En tiempos de la COVID-19, sus afirmaciones mueven a pensar: ¿Qué desequilibrios informativos han surgido? ¿Consumimos más informaciones internacionales que nacionales? ¿Qué tan útiles son las informaciones que se reciben? ¿Contribuyen a la toma de decisiones correctas? ¿Qué tipo de fuentes abordan los medios en esta emergencia, son diversas? ¿Son creíbles? ¿Hay controles del Estado o de otros poderes sobre la información que se divulga? ¿Dónde se informa la ciudadanía sobre la COVID-19, a través de los medios o a través de las redes sociales? ¿Existe una diversidad de medios aportando una diversidad de informaciones? ¿Hay una separación clara entre los hechos y las opiniones? ¿Permiten los medios que decidamos por nosotros mismos? ¿Hemos desarrollado capacidades críticas para distinguir la verdad de las fakenews? ¿Fiscalizan los medios con rigor la actuación pública respecto al tratamiento correcto de la crisis sanitaria? ¿Tiene el público iniciativas propias para contrastar las informaciones que recibe? ¿Maneja el público la búsqueda de la información o son las redes sociales las que le imponen su agenda sobre qué informarse? ¿Qué seguimiento dan los medios a otras informaciones nacionales o del mundo, o no es algo posible?

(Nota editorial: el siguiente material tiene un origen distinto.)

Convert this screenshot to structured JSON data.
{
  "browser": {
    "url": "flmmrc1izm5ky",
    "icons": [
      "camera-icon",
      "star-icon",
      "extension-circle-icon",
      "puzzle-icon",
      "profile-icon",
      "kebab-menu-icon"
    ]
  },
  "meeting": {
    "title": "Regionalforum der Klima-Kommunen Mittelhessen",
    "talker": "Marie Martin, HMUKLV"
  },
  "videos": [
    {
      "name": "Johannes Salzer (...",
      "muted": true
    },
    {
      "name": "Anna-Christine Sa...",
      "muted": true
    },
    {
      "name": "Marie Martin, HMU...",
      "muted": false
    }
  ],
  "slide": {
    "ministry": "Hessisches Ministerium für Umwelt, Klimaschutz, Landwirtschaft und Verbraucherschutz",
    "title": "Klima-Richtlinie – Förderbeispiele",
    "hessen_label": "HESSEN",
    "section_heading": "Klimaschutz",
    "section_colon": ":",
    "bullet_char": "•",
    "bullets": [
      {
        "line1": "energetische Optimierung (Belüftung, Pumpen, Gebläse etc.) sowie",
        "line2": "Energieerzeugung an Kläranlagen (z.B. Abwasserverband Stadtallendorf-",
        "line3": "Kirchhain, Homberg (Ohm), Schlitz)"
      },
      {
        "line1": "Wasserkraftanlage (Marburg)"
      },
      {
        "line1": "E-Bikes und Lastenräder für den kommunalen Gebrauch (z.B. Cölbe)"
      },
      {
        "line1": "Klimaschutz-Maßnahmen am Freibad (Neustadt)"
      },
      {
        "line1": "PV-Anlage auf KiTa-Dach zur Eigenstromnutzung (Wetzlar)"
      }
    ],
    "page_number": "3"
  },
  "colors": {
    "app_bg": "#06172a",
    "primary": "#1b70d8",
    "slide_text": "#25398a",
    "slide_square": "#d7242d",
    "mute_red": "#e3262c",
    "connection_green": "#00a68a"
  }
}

Responder estas preguntas puede ayudar a reflexionar sobre los equilibrios y desequilibrios de la información, sobre cómo han evolucionado en los últimos cuarenta años, o —al menos— cuánto han influido las ideas del Informe MacBride en nuestras percepciones actuales acerca de estos problemas.

1 Organización de las Naciones Unidas para la Ciencia, la Educación y la Cultura.

2Al respecto, el Informe MacBride citaba que, de acuerdo con Amnistía Internacional y el Instituto Internacional de la Prensa, en 1977 había 104 corresponsales de prensa encarcelados o desaparecidos en 25 países; y, entre 1976 y 1978, 24 asesinatos de periodistas, 57 heridos, torturados o secuestrados y 13 periódicos bombardeados.

3 “Declaración sobre los principios fundamentales relativos a la contribución de los medios de comunicación de masas al fortalecimiento de la paz y la comprensión internacional, a la promoción de los derechos humanos y a la lucha contra el racismo, el Apartheid y la incitación a la guerra”, suscrita por la UNESCO en 1978.

4 El informe destacó que de 3,000 directores de cine que había en ese momento en los Estados Unidos, solo 23 eran mujeres.